小学生軟式野球の名将3人が集結 全国制覇を果たした選手育成とチームづくり
■2チームの共通点は「ノーサイン」 もう1チームは40年間で35度の全国出場
野球育成技術向上プログラム「TURNING POINT」が27日、「日本一の指導者サミット」を開催した。小、中学生のカテゴリーで日本一経験のある指導者を5夜連続で招くイベントで、3日目は小学生の軟式野球で全国制覇を果たした3人の指揮官が出演した。
2部構成の第1部には、3度の日本一を達成している滋賀・多賀少年野球クラブの辻正人監督と昨年の全国大会で優勝した石川・中条ブルーインパルスの倉知知幸監督が登場した。両チームの共通点は「ノーサイン野球」。指導者がサインを出さずに、選手同士のサインやアイコンタクトで試合を進めていく。

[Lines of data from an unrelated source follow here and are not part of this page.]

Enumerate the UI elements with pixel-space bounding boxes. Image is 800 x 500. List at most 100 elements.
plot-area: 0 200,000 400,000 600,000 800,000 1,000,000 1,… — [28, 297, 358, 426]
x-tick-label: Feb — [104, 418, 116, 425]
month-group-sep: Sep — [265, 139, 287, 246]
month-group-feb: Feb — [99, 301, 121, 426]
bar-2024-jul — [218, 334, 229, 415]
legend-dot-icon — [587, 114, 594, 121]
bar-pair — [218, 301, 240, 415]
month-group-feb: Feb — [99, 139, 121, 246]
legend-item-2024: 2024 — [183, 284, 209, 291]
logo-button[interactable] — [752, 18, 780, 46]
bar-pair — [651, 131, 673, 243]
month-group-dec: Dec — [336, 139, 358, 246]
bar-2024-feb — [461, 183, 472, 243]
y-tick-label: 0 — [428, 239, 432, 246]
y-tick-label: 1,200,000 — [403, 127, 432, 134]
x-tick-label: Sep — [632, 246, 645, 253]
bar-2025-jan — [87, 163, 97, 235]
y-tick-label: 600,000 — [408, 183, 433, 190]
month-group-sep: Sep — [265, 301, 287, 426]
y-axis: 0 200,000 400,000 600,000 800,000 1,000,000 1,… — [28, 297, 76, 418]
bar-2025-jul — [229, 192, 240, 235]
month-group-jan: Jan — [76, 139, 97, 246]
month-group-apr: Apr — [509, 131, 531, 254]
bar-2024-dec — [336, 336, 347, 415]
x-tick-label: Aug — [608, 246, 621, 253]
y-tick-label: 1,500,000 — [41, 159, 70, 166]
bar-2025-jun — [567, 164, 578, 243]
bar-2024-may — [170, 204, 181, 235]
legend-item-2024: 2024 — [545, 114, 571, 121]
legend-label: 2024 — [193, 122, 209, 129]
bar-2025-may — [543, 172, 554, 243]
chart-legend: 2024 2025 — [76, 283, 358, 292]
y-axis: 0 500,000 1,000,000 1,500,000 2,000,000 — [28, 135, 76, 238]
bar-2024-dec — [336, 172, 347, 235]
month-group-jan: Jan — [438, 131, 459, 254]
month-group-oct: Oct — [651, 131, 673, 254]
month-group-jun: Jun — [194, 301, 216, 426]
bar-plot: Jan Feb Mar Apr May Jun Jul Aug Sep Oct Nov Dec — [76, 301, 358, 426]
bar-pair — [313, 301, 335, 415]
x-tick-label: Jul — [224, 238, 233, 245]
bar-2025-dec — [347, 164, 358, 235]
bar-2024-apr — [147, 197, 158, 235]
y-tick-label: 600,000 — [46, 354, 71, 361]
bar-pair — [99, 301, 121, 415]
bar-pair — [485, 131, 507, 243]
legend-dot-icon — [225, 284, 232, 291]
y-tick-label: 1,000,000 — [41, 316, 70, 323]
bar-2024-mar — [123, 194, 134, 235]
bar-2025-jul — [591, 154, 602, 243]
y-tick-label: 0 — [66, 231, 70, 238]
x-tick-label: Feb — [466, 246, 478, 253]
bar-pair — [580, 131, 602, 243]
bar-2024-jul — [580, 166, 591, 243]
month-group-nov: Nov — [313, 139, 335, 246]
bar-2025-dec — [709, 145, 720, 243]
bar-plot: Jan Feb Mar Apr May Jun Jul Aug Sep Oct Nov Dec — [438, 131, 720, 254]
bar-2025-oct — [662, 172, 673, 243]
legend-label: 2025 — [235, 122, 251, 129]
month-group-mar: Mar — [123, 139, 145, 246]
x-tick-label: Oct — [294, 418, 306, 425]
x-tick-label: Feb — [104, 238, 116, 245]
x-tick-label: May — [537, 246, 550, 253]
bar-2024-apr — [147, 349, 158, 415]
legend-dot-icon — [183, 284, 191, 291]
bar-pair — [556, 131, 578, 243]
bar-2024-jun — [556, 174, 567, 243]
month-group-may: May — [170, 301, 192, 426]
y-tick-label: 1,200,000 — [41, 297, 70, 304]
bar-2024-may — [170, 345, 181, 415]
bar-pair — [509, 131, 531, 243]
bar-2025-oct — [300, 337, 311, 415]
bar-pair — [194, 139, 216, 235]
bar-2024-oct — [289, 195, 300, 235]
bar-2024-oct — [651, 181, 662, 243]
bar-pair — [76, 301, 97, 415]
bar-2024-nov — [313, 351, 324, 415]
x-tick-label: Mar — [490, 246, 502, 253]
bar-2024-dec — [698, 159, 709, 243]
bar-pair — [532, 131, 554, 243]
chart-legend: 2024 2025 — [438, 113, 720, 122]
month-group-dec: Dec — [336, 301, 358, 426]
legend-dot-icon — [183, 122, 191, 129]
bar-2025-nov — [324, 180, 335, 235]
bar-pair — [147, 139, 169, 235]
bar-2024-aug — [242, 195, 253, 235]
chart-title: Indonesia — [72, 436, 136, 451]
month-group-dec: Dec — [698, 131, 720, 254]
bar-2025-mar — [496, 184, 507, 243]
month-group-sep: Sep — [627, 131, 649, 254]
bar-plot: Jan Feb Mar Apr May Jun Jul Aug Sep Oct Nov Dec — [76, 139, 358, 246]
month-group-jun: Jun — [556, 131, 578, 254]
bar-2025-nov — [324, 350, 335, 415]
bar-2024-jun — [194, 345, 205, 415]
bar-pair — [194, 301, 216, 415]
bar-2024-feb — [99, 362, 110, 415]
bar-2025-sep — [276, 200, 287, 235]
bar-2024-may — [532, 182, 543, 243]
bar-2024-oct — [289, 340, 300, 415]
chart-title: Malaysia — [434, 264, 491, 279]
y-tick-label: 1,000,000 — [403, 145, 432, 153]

辻監督は全国大会で相手チームにサインを見破られたことから、「選手全員の頭の中を自分と同じにすれば良い」と考えてノーサインを取り入れた。倉知監督は毎年、多賀少年野球クラブへ遠征に行き、辻監督から野球を学ぶ中でノーサインを手本にした。両指揮官とも雪で屋外の練習ができない期間を活用して、室内でノーサイン野球の基本となる座学を行っている。アウトカウントや走者によって、どんな戦術が有効なのかを選手に伝えている。
倉知監督は5年ほど前までサインを出して選手を動かしていた。ところが、選手がかわいそうと思い始めた。「監督の顔を見て失敗したら怒られると思ってプレーするより、自分たちで戦術を選択した方が思い切りプレーできると感じました」。ノーサインに方針転換してから、選手から質問される機会が増えたという。辻監督はサインを盗まれたことがノーサインに切り替えるきっかけだったが「子どもたちが野球のおもしろさを知って、集中してプレーするようになりました」と想定外の収穫を得た。
第2部は辻監督と福島・常磐軟式野球スポーツ少年団の天井正之監督が出演した。3代目の監督としてチームを率いる天井監督は創部40年間で35回の全国大会出場を果たしているチームの強さを問われ「保護者、選手、指導者が毎年、どうやって勝てるチームをつくり上げるか考えてきた積み重ねです。小学3年生以下の選手たちも全国大会の応援に行くので、早い段階で大舞台に立ちたい気持ちを醸成している面もあります」と説明した。「日本一の指導者サミット」は29日まで続く。